Read + merge existing keys before writing updates.
Loading Schema From JSON Stored As Metadata String¶
Yes. This is supported because collection metadata values can be strings.
import json
from jsonschema import Draft202012Validator
raw = collection.metadata.get("metadata_schema_json")
if raw is not None:
validator = Draft202012Validator(json.loads(raw))
validator.validate(candidate_metadata)
Complexity Tradeoff¶
- For small teams/single service: storing schema JSON in collection metadata can be fine.

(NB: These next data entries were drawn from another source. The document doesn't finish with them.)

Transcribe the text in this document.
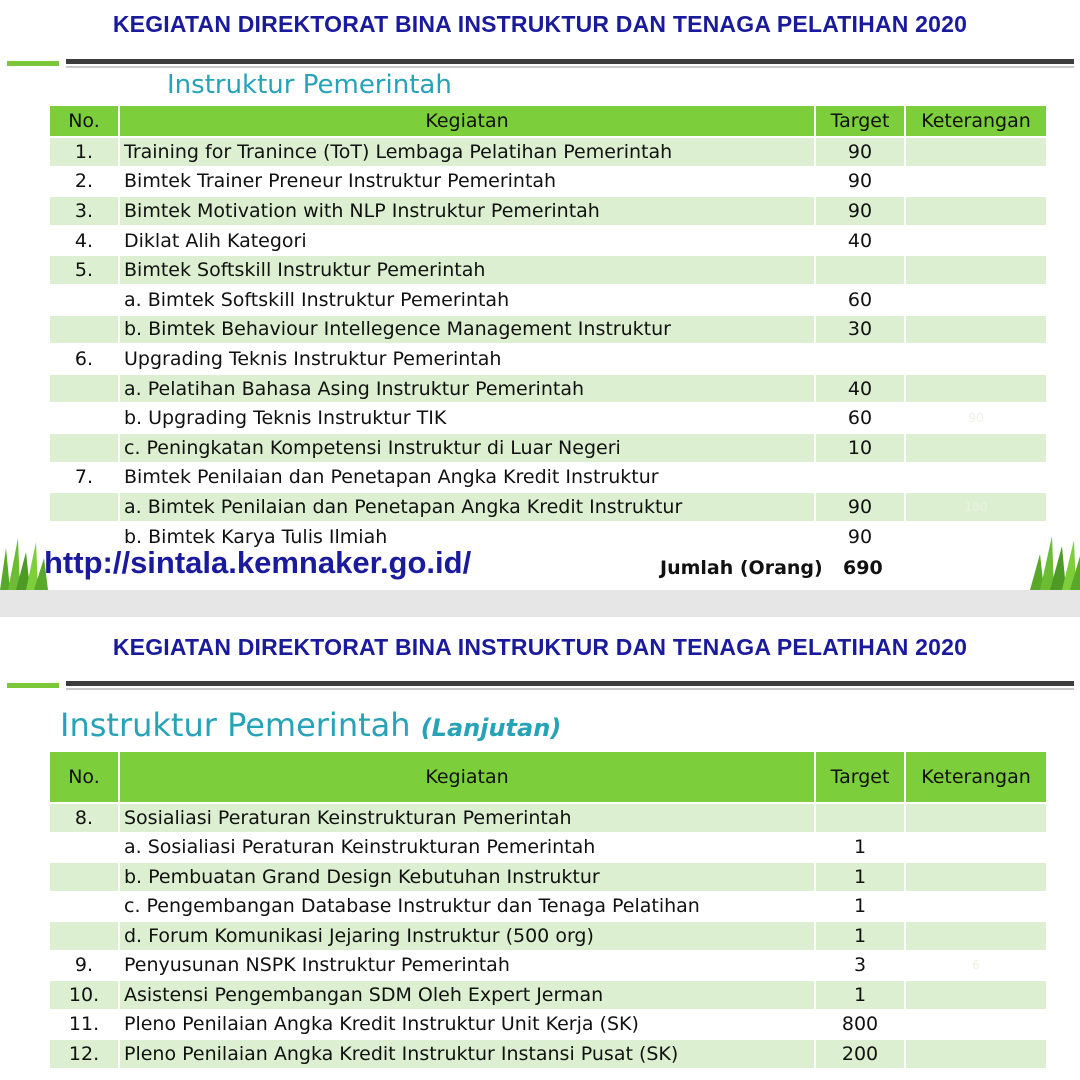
KEGIATAN DIREKTORAT BINA INSTRUKTUR DAN TENAGA PELATIHAN 2020
Instruktur Pemerintah
No.	Kegiatan	Target	Keterangan
1.	Training for Tranince (ToT) Lembaga Pelatihan Pemerintah	90	
2.	Bimtek Trainer Preneur Instruktur Pemerintah	90	
3.	Bimtek Motivation with NLP Instruktur Pemerintah	90	
4.	Diklat Alih Kategori	40	
5.	Bimtek Softskill Instruktur Pemerintah		
	a. Bimtek Softskill Instruktur Pemerintah	60	
	b. Bimtek Behaviour Intellegence Management Instruktur	30	
6.	Upgrading Teknis Instruktur Pemerintah		
	a. Pelatihan Bahasa Asing Instruktur Pemerintah	40	
	b. Upgrading Teknis Instruktur TIK	60	90
	c. Peningkatan Kompetensi Instruktur di Luar Negeri	10	
7.	Bimtek Penilaian dan Penetapan Angka Kredit Instruktur		
	a. Bimtek Penilaian dan Penetapan Angka Kredit Instruktur	90	180
	b. Bimtek Karya Tulis Ilmiah	90	
http://sintala.kemnaker.go.id/	Jumlah (Orang) 690
KEGIATAN DIREKTORAT BINA INSTRUKTUR DAN TENAGA PELATIHAN 2020
Instruktur Pemerintah (Lanjutan)
No.	Kegiatan	Target	Keterangan
8.	Sosialiasi Peraturan Keinstrukturan Pemerintah		
	a. Sosialiasi Peraturan Keinstrukturan Pemerintah	1	
	b. Pembuatan Grand Design Kebutuhan Instruktur	1	
	c. Pengembangan Database Instruktur dan Tenaga Pelatihan	1	
	d. Forum Komunikasi Jejaring Instruktur (500 org)	1	
9.	Penyusunan NSPK Instruktur Pemerintah	3	6
10.	Asistensi Pengembangan SDM Oleh Expert Jerman	1	
11.	Pleno Penilaian Angka Kredit Instruktur Unit Kerja (SK)	800	
12.	Pleno Penilaian Angka Kredit Instruktur Instansi Pusat (SK)	200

- As systems grow (multiple services, bigger schemas, stricter governance): prefer storing
schema_name+schema_version+ optionalschema_hashin collection metadata, and keep full schemas in a code repo or schema registry. - If JSON Schema is your source of truth, consider generating typed models from it to keep runtime portability plus language-level ergonomics.
Practical Guidance¶
- Validate on every write path (
add,upsert, update jobs). - Decide policy explicitly: fail-fast or quarantine.
- Pick one primary source of truth for the contract (typed models or JSON Schema) and avoid unmanaged dual-authoring drift.
- Keep filter-critical fields (e.g.,
tenant_id,doc_type, flags) strongly typed to avoid inconsistent query behavior. - Re-parse and re-validate metadata after
get()/query()if your app relies on strict typed contracts.